For example:
import re
FOO = """neighbors= {5 7 9 11 13 14 15 16 17 }"""
COMPILE = re.compile('(neighbors\s*=\s*\{\s*(\d+\s*)+\})')
match = re.findall(COMPILE, FOO)
print match[0]
(the code is from here: find a repetitive expression using python regular expression )
This will only capture the last group, i.e. "17 ". What if I want to capture each of these groups, i.e. "5", "7", "9", ...?
Basically, you cannot use a single capturing group followed by a repetition marker + or * to capture an arbitrary number of sequences.
Maybe you should capture the sequence of integers and then split it, like this:
import re
FOO = """neighbors= {5 7 9 11 13 14 15 16 17 }"""
COMPILE = re.compile('(neighbors\s*=\s*\{\s*((\d+\s*)+)\})') # added a capturing group
match = re.findall(COMPILE, FOO)
print match[0][1].split()
which prints:
['5', '7', '9', '11', '13', '14', '15', '16', '17']
Additionally, maybe you don't need to findall but only to match, like this:
import re
FOO = """neighbors= {5 7 9 11 13 14 15 16 17 }"""
COMPILE = re.compile('(neighbors\s*=\s*\{\s*((\d+\s*)+)\})')
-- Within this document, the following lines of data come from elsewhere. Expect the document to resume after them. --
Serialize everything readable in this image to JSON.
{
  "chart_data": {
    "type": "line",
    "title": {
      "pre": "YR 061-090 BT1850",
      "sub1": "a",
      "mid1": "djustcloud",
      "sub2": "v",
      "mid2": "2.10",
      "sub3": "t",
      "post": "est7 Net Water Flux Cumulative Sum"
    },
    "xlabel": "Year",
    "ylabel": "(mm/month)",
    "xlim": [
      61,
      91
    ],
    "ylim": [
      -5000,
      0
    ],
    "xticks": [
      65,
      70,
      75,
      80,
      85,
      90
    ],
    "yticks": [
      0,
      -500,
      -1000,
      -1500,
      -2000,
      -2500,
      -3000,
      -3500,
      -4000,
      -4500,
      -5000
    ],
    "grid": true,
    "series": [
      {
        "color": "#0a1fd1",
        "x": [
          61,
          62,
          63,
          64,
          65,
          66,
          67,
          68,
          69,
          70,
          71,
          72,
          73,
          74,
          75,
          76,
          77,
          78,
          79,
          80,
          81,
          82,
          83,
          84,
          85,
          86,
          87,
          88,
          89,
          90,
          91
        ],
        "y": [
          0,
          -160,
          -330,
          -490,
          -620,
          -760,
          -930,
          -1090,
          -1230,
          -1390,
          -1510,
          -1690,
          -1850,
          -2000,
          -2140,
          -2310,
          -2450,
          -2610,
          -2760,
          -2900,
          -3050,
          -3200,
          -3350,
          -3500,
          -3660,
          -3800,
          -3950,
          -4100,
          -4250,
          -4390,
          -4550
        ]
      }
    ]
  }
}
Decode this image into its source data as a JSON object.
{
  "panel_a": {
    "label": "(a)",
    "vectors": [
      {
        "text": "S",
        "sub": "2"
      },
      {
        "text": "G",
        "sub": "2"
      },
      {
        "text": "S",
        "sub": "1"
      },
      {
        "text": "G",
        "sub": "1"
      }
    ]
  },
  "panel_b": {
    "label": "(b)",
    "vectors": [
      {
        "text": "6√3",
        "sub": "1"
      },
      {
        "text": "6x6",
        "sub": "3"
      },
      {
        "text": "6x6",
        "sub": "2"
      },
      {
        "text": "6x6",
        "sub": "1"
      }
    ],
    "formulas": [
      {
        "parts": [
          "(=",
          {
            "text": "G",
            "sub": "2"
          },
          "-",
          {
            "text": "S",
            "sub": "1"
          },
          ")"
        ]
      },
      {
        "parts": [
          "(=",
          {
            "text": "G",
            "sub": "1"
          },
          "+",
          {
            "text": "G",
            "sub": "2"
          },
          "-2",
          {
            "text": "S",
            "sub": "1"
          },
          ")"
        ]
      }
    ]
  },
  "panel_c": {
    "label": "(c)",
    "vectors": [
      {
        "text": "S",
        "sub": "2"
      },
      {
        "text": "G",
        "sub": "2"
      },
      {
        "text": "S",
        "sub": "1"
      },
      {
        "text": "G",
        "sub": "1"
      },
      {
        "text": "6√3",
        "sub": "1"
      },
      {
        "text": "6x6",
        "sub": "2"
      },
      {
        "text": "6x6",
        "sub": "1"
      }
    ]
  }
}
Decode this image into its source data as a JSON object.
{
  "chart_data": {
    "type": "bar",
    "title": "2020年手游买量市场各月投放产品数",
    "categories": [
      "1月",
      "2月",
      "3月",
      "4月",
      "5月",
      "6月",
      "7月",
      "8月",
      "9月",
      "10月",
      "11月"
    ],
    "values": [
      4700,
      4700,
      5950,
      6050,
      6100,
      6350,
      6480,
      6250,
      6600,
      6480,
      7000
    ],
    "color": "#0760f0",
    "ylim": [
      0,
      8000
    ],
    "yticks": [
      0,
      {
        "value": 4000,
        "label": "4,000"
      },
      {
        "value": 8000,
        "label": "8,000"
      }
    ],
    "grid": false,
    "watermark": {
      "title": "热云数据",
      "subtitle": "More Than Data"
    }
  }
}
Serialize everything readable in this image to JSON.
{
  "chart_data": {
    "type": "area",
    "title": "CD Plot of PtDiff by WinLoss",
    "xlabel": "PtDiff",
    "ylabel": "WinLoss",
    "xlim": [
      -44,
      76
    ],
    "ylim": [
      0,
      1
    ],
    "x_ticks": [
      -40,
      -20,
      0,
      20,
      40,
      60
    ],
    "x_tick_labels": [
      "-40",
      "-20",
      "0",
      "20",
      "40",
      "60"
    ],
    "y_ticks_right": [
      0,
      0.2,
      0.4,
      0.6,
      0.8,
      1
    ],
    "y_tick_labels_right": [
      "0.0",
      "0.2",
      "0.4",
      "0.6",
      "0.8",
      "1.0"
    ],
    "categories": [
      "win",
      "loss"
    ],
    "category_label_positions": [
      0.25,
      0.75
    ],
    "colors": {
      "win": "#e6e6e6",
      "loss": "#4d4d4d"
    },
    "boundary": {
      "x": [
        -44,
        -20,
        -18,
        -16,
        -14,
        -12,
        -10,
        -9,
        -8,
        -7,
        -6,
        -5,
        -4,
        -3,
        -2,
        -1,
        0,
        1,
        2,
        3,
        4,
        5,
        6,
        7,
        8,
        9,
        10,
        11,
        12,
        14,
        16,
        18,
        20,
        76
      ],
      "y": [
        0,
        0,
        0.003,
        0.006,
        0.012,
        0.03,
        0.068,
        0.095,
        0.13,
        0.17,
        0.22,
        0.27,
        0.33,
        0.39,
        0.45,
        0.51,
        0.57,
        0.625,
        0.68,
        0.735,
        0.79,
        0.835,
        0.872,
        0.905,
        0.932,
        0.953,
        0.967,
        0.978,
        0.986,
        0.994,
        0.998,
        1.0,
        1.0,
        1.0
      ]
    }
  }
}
match = re.match(COMPILE, FOO)
if match:
print match.group(2).split()
else:
print 'input does not match regex'
You can also take a look at the top answers of the following similar questions:
I suggest using a simpler regex to match all numbers, and using this in with re.findall:
import re
s = 'neighbors= {5 7 9 11 13 14 15 16 17 }'
r = re.compile('(\d+)')
print re.findall(r,s)
which outputs
Out[5]: ['5', '7', '9', '11', '13', '14', '15', '16', '17']